Da die Wocklumer Hütte mit ihren wesentlichen Einrichtungen nach ihrer Stillegung durch die Grafen von Landsberg vor dem Abriß bewahrt wurde, führte das zunehmende Interesse an der Technikgeschichte 1939 zu dem Beschluß, sie als Zeuge alter deutscher Eisentechnik zu erhalten und wieder instandzusetzen.

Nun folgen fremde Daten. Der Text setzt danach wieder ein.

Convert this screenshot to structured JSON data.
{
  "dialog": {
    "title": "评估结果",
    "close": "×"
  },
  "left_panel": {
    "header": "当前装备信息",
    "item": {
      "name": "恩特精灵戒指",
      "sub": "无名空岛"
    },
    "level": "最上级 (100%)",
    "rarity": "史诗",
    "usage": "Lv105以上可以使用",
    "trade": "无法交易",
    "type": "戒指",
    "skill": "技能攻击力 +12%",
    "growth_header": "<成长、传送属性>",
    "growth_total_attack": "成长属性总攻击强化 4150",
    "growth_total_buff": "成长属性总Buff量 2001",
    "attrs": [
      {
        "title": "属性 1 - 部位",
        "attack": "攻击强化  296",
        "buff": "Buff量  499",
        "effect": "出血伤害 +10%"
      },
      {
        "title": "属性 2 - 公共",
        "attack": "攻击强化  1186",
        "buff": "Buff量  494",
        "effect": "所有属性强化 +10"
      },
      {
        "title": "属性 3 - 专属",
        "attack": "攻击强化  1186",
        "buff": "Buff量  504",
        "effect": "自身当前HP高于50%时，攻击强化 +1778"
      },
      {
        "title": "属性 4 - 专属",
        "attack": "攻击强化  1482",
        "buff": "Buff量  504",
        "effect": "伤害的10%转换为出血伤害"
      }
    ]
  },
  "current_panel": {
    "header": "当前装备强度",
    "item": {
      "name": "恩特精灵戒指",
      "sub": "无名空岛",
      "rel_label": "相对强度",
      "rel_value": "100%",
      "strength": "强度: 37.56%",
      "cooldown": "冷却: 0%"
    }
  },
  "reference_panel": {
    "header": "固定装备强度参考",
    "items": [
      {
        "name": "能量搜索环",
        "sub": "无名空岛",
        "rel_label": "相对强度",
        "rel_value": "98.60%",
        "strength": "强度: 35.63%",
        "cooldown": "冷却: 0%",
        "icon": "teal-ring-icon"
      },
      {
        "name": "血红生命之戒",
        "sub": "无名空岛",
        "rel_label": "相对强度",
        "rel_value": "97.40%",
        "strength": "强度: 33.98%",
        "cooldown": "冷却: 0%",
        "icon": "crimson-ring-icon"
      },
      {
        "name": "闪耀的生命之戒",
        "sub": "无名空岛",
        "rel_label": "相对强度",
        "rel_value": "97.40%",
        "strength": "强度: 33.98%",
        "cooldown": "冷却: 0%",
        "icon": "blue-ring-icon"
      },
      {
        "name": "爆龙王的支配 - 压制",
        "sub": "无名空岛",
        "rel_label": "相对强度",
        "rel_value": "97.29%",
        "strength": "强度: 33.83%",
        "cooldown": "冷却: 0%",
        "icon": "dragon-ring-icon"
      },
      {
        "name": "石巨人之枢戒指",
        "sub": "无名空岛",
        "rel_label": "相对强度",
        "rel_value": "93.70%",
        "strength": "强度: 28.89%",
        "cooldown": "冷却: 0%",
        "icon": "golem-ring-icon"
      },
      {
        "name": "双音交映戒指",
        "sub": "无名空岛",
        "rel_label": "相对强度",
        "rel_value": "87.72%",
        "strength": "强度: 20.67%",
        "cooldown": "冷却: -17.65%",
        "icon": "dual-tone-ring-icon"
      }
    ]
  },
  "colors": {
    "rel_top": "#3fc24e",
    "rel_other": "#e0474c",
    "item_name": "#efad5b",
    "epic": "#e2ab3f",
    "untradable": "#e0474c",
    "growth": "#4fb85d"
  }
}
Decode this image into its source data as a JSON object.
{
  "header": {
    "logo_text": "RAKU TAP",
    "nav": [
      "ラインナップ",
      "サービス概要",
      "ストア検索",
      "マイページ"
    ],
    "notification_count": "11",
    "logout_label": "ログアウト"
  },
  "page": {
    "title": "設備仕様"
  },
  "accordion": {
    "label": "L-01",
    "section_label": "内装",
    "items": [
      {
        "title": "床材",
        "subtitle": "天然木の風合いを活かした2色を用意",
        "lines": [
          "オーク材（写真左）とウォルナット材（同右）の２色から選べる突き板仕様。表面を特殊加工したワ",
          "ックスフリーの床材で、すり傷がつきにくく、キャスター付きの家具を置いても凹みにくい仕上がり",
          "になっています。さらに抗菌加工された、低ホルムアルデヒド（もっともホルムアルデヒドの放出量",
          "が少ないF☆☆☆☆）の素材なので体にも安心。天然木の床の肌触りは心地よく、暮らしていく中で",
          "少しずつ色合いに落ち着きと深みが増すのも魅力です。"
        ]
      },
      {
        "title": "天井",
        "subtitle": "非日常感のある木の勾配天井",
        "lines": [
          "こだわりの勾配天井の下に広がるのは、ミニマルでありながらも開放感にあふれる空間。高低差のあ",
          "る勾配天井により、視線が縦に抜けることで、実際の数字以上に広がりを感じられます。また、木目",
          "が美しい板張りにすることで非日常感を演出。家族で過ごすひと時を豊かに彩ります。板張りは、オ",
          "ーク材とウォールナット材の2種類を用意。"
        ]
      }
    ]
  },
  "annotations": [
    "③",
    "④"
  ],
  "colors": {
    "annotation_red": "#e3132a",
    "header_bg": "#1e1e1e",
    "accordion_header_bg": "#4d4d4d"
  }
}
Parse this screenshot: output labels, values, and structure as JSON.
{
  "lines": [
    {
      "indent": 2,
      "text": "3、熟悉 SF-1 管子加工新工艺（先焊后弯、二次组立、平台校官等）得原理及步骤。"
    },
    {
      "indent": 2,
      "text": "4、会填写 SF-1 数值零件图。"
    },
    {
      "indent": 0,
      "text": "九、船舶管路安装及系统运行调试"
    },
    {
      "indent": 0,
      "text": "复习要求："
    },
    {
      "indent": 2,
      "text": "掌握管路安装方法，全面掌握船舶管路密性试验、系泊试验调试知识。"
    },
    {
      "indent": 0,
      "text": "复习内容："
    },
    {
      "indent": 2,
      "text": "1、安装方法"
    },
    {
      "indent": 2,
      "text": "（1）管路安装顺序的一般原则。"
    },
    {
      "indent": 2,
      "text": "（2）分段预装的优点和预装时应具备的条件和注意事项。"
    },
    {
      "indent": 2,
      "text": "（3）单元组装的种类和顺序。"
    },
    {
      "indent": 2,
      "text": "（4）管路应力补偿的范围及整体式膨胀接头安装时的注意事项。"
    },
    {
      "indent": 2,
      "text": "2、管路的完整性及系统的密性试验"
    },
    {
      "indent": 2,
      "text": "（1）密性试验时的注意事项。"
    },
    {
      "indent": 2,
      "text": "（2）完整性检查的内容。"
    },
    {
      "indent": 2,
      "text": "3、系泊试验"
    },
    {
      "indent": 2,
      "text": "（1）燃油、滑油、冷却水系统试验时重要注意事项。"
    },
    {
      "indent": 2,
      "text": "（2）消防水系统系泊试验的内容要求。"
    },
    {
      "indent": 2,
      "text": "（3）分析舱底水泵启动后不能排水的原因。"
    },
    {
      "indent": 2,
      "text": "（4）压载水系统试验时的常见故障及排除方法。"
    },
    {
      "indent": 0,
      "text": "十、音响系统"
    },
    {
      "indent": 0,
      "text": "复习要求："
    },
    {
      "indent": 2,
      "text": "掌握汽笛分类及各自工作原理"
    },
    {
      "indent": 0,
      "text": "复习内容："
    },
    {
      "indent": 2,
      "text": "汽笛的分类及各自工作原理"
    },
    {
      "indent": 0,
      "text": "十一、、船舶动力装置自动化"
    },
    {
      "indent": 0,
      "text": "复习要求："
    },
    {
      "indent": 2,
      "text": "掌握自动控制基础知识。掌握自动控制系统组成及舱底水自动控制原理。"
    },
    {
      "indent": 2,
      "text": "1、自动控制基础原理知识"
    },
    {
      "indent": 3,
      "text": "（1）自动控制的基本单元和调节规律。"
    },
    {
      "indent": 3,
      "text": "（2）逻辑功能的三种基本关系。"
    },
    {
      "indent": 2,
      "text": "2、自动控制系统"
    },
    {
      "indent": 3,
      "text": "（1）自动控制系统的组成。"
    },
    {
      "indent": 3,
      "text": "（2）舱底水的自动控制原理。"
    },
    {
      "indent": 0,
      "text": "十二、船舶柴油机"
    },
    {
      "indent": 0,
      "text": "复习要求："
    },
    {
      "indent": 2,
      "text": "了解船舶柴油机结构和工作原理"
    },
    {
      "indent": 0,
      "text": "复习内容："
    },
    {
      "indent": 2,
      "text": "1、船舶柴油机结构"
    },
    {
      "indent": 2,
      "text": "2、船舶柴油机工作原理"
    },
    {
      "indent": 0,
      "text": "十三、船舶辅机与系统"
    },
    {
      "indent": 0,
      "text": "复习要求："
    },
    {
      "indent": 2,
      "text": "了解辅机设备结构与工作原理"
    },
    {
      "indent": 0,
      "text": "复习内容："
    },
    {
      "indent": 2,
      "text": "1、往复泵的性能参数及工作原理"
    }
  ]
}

Luisenhütte vor der Instandsetzung

Die beteiligten maßgebenden technischen Verbände, wie der Verein Deutscher Eisenhüttenleute und der Verein Deutscher Ingenieure, aber auch Hütten- und andere Werke brachten erhebliche Spenden auf, so daß die Hütte 1950 wieder in ihren letzten Zustand versetzt werden und der Öffentlichkeit zugänglich gemacht werden konnte. In den zwischen der Landsbergischen Verwaltung und dem Kreis Arnsberg 1941 abgeschlossenen Überlassungsvertrag ist 1975 der neue Märkische Kreis eingetreten, der seitdem besonders rege die Hütte betreut und sich nicht nur für die weitere Erhaltung ihrer Substanz einsetzt. So ist mit Unterstützung des Landes NRW das ehemalige Insthaus gegenüber der Hütte wieder hergestellt, in dem Besucher betreut werden. Auch die Freilegung eines alten Bergwerkstollens in Hüttennähe ist erfolgt. Der Eindruck, den die Hütte vermittelt, in der zudem einige Anlagen in Betrieb gesetzt werden können, wird ergänzt durch eine anschauliche Dokumentation, welche die Entwicklung des Hüttenwesens bis in die Gegenwart zeigt.